Стрелецкий пятидесятник Тимофей Быстров доложил о Гришке келарю, на что тот молвил:
— Григорий Каловский не подлежит мирскому суду, ибо он ныне на службе в Троицком монастыре.
— Но он изменил Ярославлю, там его и судить.
— Вина его не доказана. Назови видока, сын мой.
— Да о том весь Ярославль ведает, отче! — загорячился пятидесятник. — Гришка открыл врагу Семеновские ворота. Об этом стрельцы сказывали, кои у ворот в карауле стояли.
Авраамий был невозмутим, лицо его приняло насмешливое выражение.
— Стрельцы стояли в карауле, а Гришка пришел и открыл ворота. Нелепица.
— Никакой нелепицы. Гришка воспользовался случаем. Ляхи подожгли острог, а стрельцы кинулись его тушить. Вот тут Гришка и совершил подлую измену.

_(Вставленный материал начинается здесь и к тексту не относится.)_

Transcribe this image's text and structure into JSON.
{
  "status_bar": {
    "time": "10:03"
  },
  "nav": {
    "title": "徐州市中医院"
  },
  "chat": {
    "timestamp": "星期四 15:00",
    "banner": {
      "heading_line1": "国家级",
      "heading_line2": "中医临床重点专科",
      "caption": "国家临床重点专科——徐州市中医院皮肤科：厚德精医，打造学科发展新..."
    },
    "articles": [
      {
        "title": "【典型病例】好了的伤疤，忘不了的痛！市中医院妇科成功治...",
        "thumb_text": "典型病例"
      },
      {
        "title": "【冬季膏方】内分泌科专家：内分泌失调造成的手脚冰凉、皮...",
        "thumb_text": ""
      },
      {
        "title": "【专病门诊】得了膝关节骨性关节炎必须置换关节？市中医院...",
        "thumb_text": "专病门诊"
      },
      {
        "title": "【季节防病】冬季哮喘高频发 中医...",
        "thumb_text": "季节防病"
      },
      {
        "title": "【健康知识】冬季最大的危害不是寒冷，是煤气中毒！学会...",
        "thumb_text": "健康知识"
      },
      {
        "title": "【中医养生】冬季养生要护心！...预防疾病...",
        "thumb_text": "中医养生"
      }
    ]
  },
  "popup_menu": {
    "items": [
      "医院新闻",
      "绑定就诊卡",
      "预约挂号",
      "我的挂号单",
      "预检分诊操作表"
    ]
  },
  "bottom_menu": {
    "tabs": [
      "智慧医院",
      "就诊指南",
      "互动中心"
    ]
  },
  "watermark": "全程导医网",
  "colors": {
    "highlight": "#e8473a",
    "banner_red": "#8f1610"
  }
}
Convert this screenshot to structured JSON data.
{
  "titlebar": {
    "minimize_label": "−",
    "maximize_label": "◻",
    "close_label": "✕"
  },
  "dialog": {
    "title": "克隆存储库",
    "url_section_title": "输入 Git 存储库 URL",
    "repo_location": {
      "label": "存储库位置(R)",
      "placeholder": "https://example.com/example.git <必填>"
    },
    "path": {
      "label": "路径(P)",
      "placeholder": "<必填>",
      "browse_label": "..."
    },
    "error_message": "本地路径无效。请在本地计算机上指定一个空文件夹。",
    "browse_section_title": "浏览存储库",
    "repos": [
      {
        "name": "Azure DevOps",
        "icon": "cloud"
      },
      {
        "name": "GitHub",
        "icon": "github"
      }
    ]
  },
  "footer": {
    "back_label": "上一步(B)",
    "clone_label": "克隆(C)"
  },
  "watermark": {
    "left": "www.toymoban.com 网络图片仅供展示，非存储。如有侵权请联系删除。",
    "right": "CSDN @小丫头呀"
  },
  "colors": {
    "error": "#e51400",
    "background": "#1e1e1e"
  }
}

Авраамий, прямой, подбористый, с массивным привздернутым носом, с пепельной клинообразной бородой и плоскими мышачьими глазами, недоверчиво покачал лобастой головой.
— Пустые слова, служивый. Где видоки?
Видоков у Тимофея Быстрова не было. В тот день, он стрелецкий десятник, находился совсем в другой стороне крепости, а потом услышал разговор, что Гришка Каловский зашиб насмерть кого-то из стрельцов и открыл ворота врагу.